遺伝的な変化が先天異常の原因になる場合がある。画像はイメージ。(写真/Adobe Stock)
口唇口蓋裂は、生まれつき見られる先天異常の一種。これは外見や機能の問題となり、形成外科および美容外科的な治療が求められる。
2025年5月、東京科学大学と英国オックスフォード大学の研究グループが、この病気に関わる原因の一端を発表した。人のDNAは約30億文字で書かれているが、塩基の1つの違いが原因の一つである可能性を見出した。
生まれつき上くちびるに裂け目
遺伝的な変化が口唇口蓋裂の原因の一つに。(出典/東京科学大学)

遺伝的な変化が口唇口蓋裂の原因の一つに。(出典/東京科学大学)
口唇口蓋裂は、上くちびる(口唇)や上あごの天井(口蓋)の一部がくっつき切らずに裂け目が残る先天異常の一種。

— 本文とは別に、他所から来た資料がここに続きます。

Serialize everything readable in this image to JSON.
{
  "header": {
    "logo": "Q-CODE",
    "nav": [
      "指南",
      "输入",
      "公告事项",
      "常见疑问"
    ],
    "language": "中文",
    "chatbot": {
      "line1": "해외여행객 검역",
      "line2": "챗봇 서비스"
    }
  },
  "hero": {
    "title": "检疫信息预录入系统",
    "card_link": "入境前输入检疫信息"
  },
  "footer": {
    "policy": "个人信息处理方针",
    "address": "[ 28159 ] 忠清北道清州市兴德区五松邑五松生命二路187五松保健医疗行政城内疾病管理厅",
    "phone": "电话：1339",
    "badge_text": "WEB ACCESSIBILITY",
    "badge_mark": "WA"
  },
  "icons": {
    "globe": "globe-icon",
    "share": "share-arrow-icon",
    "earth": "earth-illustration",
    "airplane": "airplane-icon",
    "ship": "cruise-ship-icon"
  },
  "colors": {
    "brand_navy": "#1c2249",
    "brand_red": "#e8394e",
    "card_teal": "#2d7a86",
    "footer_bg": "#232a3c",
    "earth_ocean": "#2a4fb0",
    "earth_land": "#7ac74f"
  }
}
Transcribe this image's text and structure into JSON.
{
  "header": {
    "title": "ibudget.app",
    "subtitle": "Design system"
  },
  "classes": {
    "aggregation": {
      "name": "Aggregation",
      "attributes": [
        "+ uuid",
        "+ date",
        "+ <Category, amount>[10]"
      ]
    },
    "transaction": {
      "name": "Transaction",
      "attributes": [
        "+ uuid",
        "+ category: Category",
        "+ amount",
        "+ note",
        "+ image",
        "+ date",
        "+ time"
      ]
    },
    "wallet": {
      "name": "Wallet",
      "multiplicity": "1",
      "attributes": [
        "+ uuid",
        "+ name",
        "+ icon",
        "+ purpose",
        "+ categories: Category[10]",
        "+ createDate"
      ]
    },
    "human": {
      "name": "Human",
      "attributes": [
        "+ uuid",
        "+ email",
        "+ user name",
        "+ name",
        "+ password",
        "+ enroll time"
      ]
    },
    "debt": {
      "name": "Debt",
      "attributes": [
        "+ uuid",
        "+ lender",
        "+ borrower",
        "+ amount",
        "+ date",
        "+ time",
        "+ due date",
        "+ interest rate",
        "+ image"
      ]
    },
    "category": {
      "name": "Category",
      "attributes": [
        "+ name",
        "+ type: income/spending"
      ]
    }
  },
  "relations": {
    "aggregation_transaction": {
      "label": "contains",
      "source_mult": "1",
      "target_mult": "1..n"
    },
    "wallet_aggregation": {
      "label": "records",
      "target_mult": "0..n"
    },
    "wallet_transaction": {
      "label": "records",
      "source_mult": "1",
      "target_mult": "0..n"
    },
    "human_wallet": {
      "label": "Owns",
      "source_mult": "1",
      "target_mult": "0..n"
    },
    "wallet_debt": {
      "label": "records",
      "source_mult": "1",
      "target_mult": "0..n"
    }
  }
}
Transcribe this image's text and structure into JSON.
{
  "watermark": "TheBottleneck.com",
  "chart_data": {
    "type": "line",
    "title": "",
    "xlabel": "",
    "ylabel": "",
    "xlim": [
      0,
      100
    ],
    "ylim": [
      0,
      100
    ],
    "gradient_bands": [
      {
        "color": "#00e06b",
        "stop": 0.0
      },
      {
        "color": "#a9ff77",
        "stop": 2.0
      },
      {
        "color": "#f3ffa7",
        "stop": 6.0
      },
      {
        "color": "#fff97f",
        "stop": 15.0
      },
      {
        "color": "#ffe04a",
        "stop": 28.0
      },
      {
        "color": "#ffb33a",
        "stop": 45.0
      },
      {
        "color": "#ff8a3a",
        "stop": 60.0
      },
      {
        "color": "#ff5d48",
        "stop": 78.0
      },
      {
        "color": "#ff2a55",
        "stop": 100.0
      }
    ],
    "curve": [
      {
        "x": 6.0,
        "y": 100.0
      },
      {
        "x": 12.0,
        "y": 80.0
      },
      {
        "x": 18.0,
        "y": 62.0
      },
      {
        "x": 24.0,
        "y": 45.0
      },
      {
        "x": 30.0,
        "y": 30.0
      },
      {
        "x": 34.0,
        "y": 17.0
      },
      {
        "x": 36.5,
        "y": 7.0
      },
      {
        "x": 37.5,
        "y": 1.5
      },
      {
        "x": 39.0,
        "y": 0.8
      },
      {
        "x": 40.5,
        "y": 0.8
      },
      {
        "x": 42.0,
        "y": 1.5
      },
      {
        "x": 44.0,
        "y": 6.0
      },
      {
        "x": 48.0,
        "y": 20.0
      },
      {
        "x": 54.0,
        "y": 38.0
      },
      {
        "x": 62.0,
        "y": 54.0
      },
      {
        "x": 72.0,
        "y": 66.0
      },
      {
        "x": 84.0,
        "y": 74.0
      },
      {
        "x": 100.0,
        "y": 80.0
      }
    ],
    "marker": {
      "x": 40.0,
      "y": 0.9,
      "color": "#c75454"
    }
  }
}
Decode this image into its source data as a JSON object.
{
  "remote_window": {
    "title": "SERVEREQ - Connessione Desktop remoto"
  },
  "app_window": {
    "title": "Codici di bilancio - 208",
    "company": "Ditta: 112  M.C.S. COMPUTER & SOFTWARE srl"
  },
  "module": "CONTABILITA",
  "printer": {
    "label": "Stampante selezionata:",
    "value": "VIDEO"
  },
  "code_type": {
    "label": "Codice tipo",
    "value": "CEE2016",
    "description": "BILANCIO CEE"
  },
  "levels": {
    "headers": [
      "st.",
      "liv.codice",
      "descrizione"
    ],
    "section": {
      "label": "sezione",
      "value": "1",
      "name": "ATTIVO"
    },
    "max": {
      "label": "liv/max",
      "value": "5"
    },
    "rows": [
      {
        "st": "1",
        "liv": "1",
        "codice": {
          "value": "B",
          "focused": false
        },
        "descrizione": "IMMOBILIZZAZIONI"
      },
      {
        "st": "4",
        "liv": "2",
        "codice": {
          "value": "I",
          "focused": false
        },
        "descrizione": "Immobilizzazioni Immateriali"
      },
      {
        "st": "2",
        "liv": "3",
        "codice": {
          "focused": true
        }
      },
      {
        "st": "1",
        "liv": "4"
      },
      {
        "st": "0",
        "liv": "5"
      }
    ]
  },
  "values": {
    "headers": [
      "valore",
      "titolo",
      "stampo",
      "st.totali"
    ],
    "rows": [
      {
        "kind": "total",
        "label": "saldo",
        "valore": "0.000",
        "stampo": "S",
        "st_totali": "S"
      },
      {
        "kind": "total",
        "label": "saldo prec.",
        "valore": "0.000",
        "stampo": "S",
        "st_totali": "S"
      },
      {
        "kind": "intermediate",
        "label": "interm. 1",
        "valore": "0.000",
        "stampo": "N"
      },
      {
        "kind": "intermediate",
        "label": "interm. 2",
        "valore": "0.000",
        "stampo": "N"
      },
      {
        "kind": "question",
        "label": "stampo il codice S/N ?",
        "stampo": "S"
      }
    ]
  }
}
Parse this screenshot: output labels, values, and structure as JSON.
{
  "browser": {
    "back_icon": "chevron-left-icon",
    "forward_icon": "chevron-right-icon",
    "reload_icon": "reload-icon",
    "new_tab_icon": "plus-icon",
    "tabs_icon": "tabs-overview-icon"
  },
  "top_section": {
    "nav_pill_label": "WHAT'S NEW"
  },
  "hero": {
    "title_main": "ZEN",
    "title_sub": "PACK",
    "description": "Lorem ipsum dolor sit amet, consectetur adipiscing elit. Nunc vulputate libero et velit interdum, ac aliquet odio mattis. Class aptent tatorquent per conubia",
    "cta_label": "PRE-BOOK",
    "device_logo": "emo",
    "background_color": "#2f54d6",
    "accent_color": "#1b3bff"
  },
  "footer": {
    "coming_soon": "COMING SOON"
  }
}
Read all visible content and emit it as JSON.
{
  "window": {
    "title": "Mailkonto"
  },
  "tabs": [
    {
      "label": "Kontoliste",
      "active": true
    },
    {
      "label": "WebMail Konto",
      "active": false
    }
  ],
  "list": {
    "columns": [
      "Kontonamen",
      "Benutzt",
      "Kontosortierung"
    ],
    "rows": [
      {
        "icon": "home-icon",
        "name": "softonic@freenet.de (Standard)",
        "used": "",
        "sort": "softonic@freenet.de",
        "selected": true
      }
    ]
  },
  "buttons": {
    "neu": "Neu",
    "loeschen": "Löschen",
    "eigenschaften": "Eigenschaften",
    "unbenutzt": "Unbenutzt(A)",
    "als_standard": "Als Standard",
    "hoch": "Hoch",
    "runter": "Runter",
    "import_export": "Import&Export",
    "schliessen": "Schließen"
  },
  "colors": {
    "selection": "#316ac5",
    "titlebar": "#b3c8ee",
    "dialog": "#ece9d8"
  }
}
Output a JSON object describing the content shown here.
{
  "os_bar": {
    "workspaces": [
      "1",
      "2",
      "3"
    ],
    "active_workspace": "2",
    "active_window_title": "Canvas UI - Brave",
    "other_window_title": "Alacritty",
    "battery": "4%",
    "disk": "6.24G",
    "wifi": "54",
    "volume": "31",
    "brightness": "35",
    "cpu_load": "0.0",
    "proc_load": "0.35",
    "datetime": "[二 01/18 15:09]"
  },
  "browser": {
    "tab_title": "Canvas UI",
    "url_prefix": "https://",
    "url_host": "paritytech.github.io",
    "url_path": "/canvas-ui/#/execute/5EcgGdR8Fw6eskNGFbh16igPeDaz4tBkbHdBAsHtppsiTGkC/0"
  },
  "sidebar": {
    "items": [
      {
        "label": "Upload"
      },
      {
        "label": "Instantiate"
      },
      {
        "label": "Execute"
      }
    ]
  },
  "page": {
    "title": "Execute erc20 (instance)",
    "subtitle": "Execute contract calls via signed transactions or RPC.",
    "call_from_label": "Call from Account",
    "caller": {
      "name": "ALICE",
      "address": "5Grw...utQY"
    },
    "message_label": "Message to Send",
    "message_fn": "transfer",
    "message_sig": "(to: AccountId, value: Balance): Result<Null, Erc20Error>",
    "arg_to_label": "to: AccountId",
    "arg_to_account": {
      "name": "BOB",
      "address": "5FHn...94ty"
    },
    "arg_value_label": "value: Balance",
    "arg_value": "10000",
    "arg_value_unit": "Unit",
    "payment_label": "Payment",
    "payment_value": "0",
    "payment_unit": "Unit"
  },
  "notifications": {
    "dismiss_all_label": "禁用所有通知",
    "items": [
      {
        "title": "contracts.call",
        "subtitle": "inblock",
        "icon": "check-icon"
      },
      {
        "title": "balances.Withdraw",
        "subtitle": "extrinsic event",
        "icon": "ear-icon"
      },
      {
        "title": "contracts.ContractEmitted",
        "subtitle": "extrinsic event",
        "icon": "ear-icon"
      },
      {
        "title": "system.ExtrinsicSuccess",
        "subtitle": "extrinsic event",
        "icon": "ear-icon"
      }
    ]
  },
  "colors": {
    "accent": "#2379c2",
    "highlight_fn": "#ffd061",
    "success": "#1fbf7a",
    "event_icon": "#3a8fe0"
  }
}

赤ちゃんが母親のおなかにいる時、顔のパーツは左右から中央に寄り、中央で合体するように作られている。この合体が、途中で止まった場合に、すき間が残り、口唇口蓋裂となる。
口唇口蓋裂は、大きく2つのタイプが存在している。一つは、心臓の奇形などの複数の先天異常が同時に存在するタイプ、もう一つは、他の症状がないタイプ。このうち他の症状を伴わないタイプが多くを占めている。この他の症状がないタイプは、「非症候性」と呼ばれるが、メカニズムの全容は明らかになっていない。
今回、東京科学大学とオックスフォード大学の共同研究チームは、人の体の設計図となるDNAの約30億文字の中で、タンパク質をコードしている領域と、残りの非コード領域のうち、非コード領域に注目して口唇口蓋裂の原因と探った。非コード領域は、タンパク質の設計図そのものではなく、いつ、どこで設計図を使うかを指示する「指令書」の部分となる。ここが非症候性口唇口蓋裂と関連することが分かってきたためだ。
※DNAはアデニン(A)、チミン(T)、グアニン(G)、シトシン(C)の4種類の塩基がつながった約30億塩基の鎖で構成されている。塩基配列は大部分が共通しているものの、一部に個人差があり、1カ所だけの差が大きな体質や病気のかかりやすさ、先天異常などの差になることがある。例えば、お酒を飲めるかどうかは、ある1カ所の塩基の違いで差が生まれる。今回の研究は、この遺伝子の塩基の差を調べたもの。この一つの塩基の差のことを「一塩基多型」と呼び、SNPと略される。今回の研究もSNPについて調べた。
わずか1カ所の変化が影響

DNAの変化を分析。画像はイメージ。(写真/Adobe Stock)
こうした研究の結果から、研究グループは、非コード領域の中の「ケラチン18」という遺伝子の近くにある「rs3741442」という1カ所の塩基が非症候性口唇口蓋裂と関連することを発見した。
非症候性口唇口蓋裂のリスクのないグループでは、「C(シトシン)」という塩基であるのに対して、リスクのあるグループでは「T(チミン)」という塩基に変化していることを突き止めた。このC→Tの変化によって、皮膚や口の軟膜の細胞の分化に変化が生じ、口唇口蓋裂の発症につながる可能性が示された。
なお、この変化は皮膚のバリアにも影響し、アトピー性皮膚炎とも関連する可能性が確認されていた。
現在、口唇口蓋裂の場合、形成外科や美容外科的な手術のほか、歯科治療により修正することになる。口唇口蓋裂の原因、メカニズムが理解されることは、今後、予防や治療につながる可能性があり、これらを支える追い風になり得る。